By Madelaine B. Miraflor
Companies like Coca-Cola Philippines and Unilever Philippines – tagged as Manila Bay’s worst polluters – have committed to address Metro Manila’s so-called garbage crisis.
A statement showed that top executives of major companies have responded and committed to support Environment Secretary Roy A. Cimatu’s call for collaboration between the government and the private sector to address worsening waste problems in the Capital.
In a forum hosted by the Stratbase Group, Coca-Cola Philippines General Manager and President Winn Everhart said the company is on track to build a P1-billion PET bottle recycling facility, the first in Southeast Asia.
The move is seen to “substantially reduce the waste leakage in the Mega-Manila area”, he said.
Meanwhile, Unilever Philippines chairman Benjie Yap discussed his company’s “Zero Waste to Nature” program and its “ambitious new commitments to collect and process more than it sells and halve use of virgin plastic”.
The initiative commits to produce 100-percent reusable, recyclable and compostable packaging by 2025 and invest in technical solution to recycle sachets produced by the industry.

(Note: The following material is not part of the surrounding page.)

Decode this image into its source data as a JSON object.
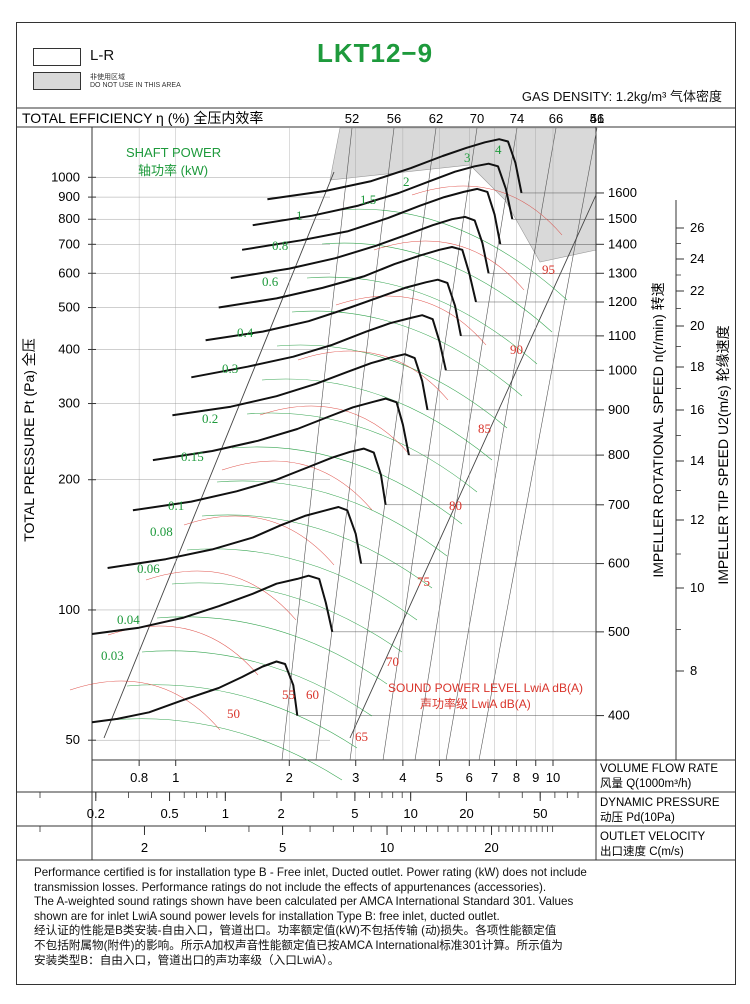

Unilever also presented ongoing environment programs such as the “Misis Walastik” which collects sachet waste in more than 300 communities in Metro Manila; the “Kole Kilo Kita para sa Walastik na Maynila” which incentivizes plastic waste collection under the “May Pera sa Basura” project of Manila; and other innovations in sustainable packaging and alternative delivery systems.
“A smarter approach other than the traditional regulatory tools imposing bans or taxes is to focus on instilling discipline for consumers to responsibly dispose of trash in parallel with enabling policies that encourage new innovations for packaging materials and waste management systems,” said Dindo Manhit, managing director and CEO of Stratbase Group.
“Stewardship of the environment should be everybody’s concern. The task to protect and preserve the environment is not just the government’s business, it’s everybody’s business,” he added.
A data from the Global Alliance for Incinerator Alternatives (GAIA) showed that almost 164 million pieces of sachets are used in the Philippines daily, equating to around 59.7 billion pieces of sachets yearly.
It also specified that almost 57 million shopping bags are used throughout the country everyday, or roughly 20.6 billion pieces a year, while around three million diapers are being discarded on a daily basis. That’s 1.1 billion diapers annually.